メタボリックシンドロームは一種の病気と思われがちですが、病気にかかりやすい状態のことで、病気とはいえません。その上診断基準に当てはまる症状を持っていても痛い、辛いなどのわかりやすい症状はありません。自覚症状がないのがクセモノで、そのために予防が難しく、動脈硬化の症状が出るまで気づかないこともあります。しかも動脈硬化の場合初期症状はほとんどなにもないのが普通で、体に何か変化を感じ始めたときは、すでに予防では間に合わず、病状がかなり進んでいる場合もよくあるのです。メタボリックシンドロームが進んでからの改善は困難です。病気を起こしてしまわないうち、そしてその前にメタボリックシンドロームになってしまう以前に予防措置をとっておかなければなりません。

メタボリックシンドロームの予防のためには、まず自分の体がどのような状態であるか、しっかり把握しておかなければなりません。健康診断を受け、自分がメタボリックシンドロームかどうか確認してみましょう。現在の自分の危険度を知ることが、予防のモチベーションにもつながります。近所の病院に問い合わせてみるなり、地域の健康診断を受けてみるのもいい方法です。人間ドックと聞くと、健康診断と同じようなものだと思われている場合があります。しかし人間ドックは健康診断をよりももっと詳しく調べるものなので、メタボリックシンドロームがどうかを判断するためには健康診断くらいでちょうどいいと思われます。

メタボリックシンドローム予防のための食事

メタボリックシンドロームは、食生活を改善することが予防としてなによりはじめにすることなのです。食事は内容だけでなく、食べる時間や量、食べ方も大きく影響をします。
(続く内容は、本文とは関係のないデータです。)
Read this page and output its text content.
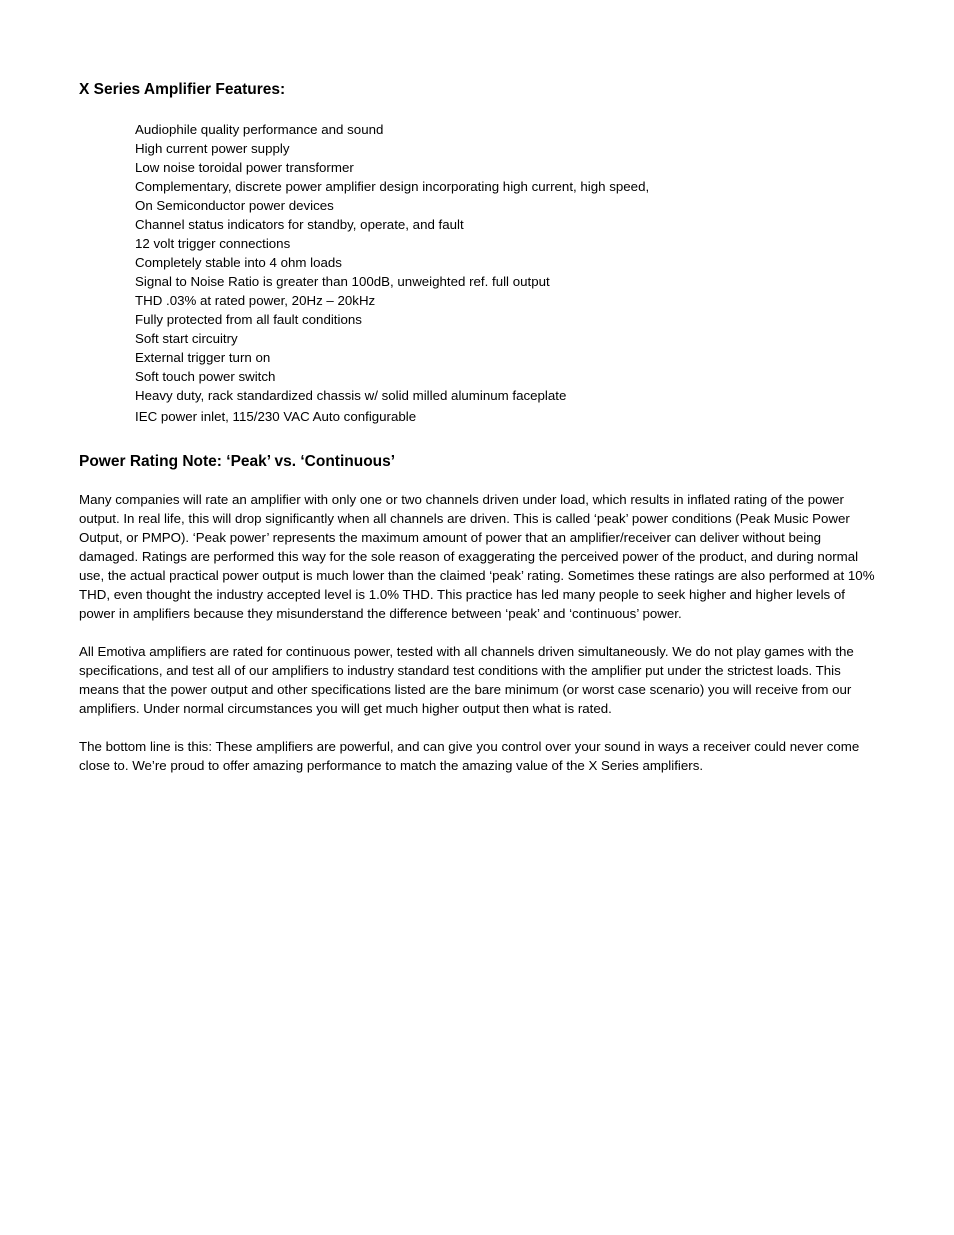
X Series Amplifier Features:
Audiophile quality performance and sound
High current power supply
Low noise toroidal power transformer
Complementary, discrete power amplifier design incorporating high current, high speed,
On Semiconductor power devices
Channel status indicators for standby, operate, and fault
12 volt trigger connections
Completely stable into 4 ohm loads
Signal to Noise Ratio is greater than 100dB, unweighted ref. full output
THD .03% at rated power, 20Hz – 20kHz
Fully protected from all fault conditions
Soft start circuitry
External trigger turn on
Soft touch power switch
Heavy duty, rack standardized chassis w/ solid milled aluminum faceplate
IEC power inlet, 115/230 VAC Auto configurable
Power Rating Note: ‘Peak’ vs. ‘Continuous’

Many companies will rate an amplifier with only one or two channels driven under load, which results in inflated rating of the power output. In real life, this will drop significantly when all channels are driven. This is called ‘peak’ power conditions (Peak Music Power Output, or PMPO). ‘Peak power’ represents the maximum amount of power that an amplifier/receiver can deliver without being damaged. Ratings are performed this way for the sole reason of exaggerating the perceived power of the product, and during normal use, the actual practical power output is much lower than the claimed ‘peak’ rating. Sometimes these ratings are also performed at 10% THD, even thought the industry accepted level is 1.0% THD. This practice has led many people to seek higher and higher levels of power in amplifiers because they misunderstand the difference between ‘peak’ and ‘continuous’ power.

All Emotiva amplifiers are rated for continuous power, tested with all channels driven simultaneously. We do not play games with the specifications, and test all of our amplifiers to industry standard test conditions with the amplifier put under the strictest loads. This means that the power output and other specifications listed are the bare minimum (or worst case scenario) you will receive from our amplifiers. Under normal circumstances you will get much higher output then what is rated.

The bottom line is this: These amplifiers are powerful, and can give you control over your sound in ways a receiver could never come close to. We’re proud to offer amazing performance to match the amazing value of the X Series amplifiers.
毎日少し気をつけるだけでも予防はしていけるものなので、出来る範囲で少しずつでも実行していくと、健康には効果があり、またダイエットとしてもよいことにつながるでしょう。メタボリックシンドロームの予防策として、食事は寝る3時間前までに済ませるようにします。寝る3時間以内の飲み食いは中性脂肪を増やすことになり、その中性脂肪を代謝する機能は、食べてからすぐに眠るとうまく処理されないという構造だからです。そうやって処理しきれなかったエネルギーは血液中に残り、それがもとで中性脂肪が増えてしまうのです。また、食べたあとにすぐ寝ることは脂肪の吸収をよくすることで、それで脂肪がたまってしまい、さらにメタボリックシンドロームの状態に一歩近づくというわけです。
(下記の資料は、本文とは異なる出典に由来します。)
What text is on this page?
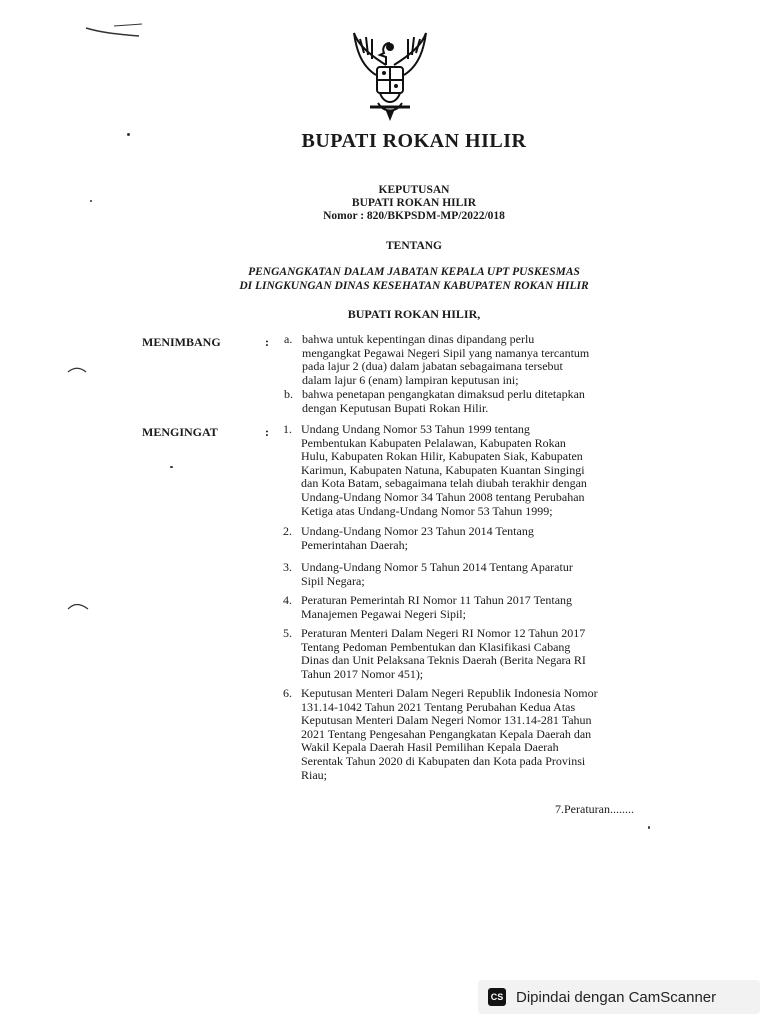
BUPATI ROKAN HILIR
KEPUTUSAN
BUPATI ROKAN HILIR
Nomor : 820/BKPSDM-MP/2022/018
TENTANG
PENGANGKATAN DALAM JABATAN KEPALA UPT PUSKESMAS
DI LINGKUNGAN DINAS KESEHATAN KABUPATEN ROKAN HILIR
BUPATI ROKAN HILIR,
MENIMBANG	: a. bahwa untuk kepentingan dinas dipandang perlu
mengangkat Pegawai Negeri Sipil yang namanya tercantum
pada lajur 2 (dua) dalam jabatan sebagaimana tersebut
dalam lajur 6 (enam) lampiran keputusan ini;
b. bahwa penetapan pengangkatan dimaksud perlu ditetapkan
dengan Keputusan Bupati Rokan Hilir.
MENGINGAT	: 1. Undang Undang Nomor 53 Tahun 1999 tentang
Pembentukan Kabupaten Pelalawan, Kabupaten Rokan
Hulu, Kabupaten Rokan Hilir, Kabupaten Siak, Kabupaten
Karimun, Kabupaten Natuna, Kabupaten Kuantan Singingi
dan Kota Batam, sebagaimana telah diubah terakhir dengan
Undang-Undang Nomor 34 Tahun 2008 tentang Perubahan
Ketiga atas Undang-Undang Nomor 53 Tahun 1999;
2. Undang-Undang Nomor 23 Tahun 2014 Tentang
Pemerintahan Daerah;
3. Undang-Undang Nomor 5 Tahun 2014 Tentang Aparatur
Sipil Negara;
4. Peraturan Pemerintah RI Nomor 11 Tahun 2017 Tentang
Manajemen Pegawai Negeri Sipil;
5. Peraturan Menteri Dalam Negeri RI Nomor 12 Tahun 2017
Tentang Pedoman Pembentukan dan Klasifikasi Cabang
Dinas dan Unit Pelaksana Teknis Daerah (Berita Negara RI
Tahun 2017 Nomor 451);
6. Keputusan Menteri Dalam Negeri Republik Indonesia Nomor
131.14-1042 Tahun 2021 Tentang Perubahan Kedua Atas
Keputusan Menteri Dalam Negeri Nomor 131.14-281 Tahun
2021 Tentang Pengesahan Pengangkatan Kepala Daerah dan
Wakil Kepala Daerah Hasil Pemilihan Kepala Daerah
Serentak Tahun 2020 di Kabupaten dan Kota pada Provinsi
Riau;
7.Peraturan........
CS Dipindai dengan CamScanner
メタボリックシンドローム予防対策は食べるときに時間をかけてよく噛むようにすると、それだけでメタボリックシンドロームの予防になるのです。よくかむことで満腹中枢が刺激され、少し食べただけでも満足できるうえ、インスリンが正しく分泌するよになって肝臓への負担も軽くすることができるのです。ひとくち30回程度かむことがその目安で、それは食べた物が口の中でどろどろになるくらいと考えたらいいでしょう。また食事の量を制限することもメタボリックシンドロームの予防策としては忘れてはならないことです。そのためには一日に必要なエネルギー量を知ることで、その中で食事をするようにすると、無駄な脂肪をつけないことにもなります。